The default settings for many computer monitors can cause headaches, but there's often a simple change that might resolve the problem.
The images on my screen seem to shimmer or flicker and give me a headache - is there anything I can do?
Computers can cause headaches, but it's usually because they're doing or not doing something we do or don't want. In this case it might well be that just looking at your computer screen long enough could hurt.
As it turns out, the default settings for many video cards are often less than ideal.
The problem from the card manufacturer's point of view is that they cannot assume that you have anything beyond the bare minimum requirements for a Windows compatible display. These days that typically means 640x480 resolution, 256 colors, and a 60 Hertz refresh rate.
It's that default refresh rate that always drives me nuts.
"Refresh Rate" is, to over-simplify, the number of times each second that the video card draws an image of your screen on the monitor. That's typically much faster than you or I might notice.
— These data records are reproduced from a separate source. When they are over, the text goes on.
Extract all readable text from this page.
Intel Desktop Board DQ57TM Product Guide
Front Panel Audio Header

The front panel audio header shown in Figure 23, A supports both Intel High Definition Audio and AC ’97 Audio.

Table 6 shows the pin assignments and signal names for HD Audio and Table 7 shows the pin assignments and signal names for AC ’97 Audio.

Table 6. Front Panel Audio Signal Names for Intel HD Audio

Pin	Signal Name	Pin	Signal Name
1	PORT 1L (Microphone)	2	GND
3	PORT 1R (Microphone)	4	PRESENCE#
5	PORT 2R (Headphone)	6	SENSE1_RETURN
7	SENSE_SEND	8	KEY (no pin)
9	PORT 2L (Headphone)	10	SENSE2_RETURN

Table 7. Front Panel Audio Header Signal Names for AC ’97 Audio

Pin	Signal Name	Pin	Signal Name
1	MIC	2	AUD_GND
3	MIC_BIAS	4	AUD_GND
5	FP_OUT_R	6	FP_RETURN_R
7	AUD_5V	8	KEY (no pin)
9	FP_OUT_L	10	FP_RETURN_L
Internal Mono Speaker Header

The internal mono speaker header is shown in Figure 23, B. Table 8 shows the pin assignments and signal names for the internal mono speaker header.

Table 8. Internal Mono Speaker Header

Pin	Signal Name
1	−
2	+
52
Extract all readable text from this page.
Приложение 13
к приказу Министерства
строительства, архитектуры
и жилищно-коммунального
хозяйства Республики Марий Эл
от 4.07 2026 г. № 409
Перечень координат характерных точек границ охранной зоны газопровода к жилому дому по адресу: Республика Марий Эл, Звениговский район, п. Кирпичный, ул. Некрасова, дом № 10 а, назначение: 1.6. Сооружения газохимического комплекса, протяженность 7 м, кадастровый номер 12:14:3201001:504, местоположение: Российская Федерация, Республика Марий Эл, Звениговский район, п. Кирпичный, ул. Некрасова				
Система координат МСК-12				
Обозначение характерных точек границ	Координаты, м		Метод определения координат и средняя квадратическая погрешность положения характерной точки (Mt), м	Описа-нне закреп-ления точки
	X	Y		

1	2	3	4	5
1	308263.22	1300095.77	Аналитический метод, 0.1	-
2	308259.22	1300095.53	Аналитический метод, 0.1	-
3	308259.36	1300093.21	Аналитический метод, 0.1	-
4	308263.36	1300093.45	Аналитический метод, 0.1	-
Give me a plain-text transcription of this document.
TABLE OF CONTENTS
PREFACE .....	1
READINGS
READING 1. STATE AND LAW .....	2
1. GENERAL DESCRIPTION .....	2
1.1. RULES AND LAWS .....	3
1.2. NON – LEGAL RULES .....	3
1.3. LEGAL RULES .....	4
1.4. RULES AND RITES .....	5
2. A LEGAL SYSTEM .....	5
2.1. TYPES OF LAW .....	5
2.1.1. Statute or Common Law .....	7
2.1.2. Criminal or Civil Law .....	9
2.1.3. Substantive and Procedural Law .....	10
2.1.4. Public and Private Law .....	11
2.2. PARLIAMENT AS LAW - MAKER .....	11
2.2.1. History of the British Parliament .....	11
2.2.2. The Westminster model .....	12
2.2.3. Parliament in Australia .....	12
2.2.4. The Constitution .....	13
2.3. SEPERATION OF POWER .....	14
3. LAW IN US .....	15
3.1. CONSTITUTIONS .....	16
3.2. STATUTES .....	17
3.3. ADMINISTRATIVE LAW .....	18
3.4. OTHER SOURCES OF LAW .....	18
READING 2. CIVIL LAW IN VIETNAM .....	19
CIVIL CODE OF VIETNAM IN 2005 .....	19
But it's slow enough that as you look at your monitor, especially if you look from side to side, you might notice a bit of flickering.
Depending on the capabilities of your monitor and video card you can probably change your refresh rate to something else. Most video cards and monitors support settings other than 60hz. And it doesn't take much of a change to make the flicker go away.
To change your monitor's refresh rate in Windows XP:
Right-click anywhere on your desktop.
Select the Settings tab.
Click the Advanced button.
Click on the Monitor tab.
Click on the Screen refresh rate drop-down list for the settings that you have available to you.
Select a new refresh rate if you like, and press OK. Your system will try the new rate and give you 15 seconds to approve it. If your screen goes completely nuts, do nothing. After 15 seconds without a response from you the old settings will be restored.
Just about anything higher than 60hz is enough to reduce or eliminate visible flicker. 72hz or 75hz seem popular and commonly available options.
What if 60hz is the only option listed? Well, there are three possibilities:
You have a very old or perhaps very cheap display adapter - this is unlikely these days.
You have the default VGA video driver installed. If you locate and install the video drivers for your specific video card you should have access to all the features that card has to offer, including different refresh rates.
You have an LCD screen. LCD screens typically operate at only 60hz. But the good news is that the technology is sufficiently different that flicker at 60hz should simply not be an issue.
Finally, the limits of your ability to view video are typically due to your monitor. A monitor that claims to be capable of displaying, say, 1600x1200 may be able to do so but not with a crisp image. Set the resolution as high as you can see comfortably, but no higher. Slightly fuzzy images, like flicker, can cause eyestrain and give you a headache.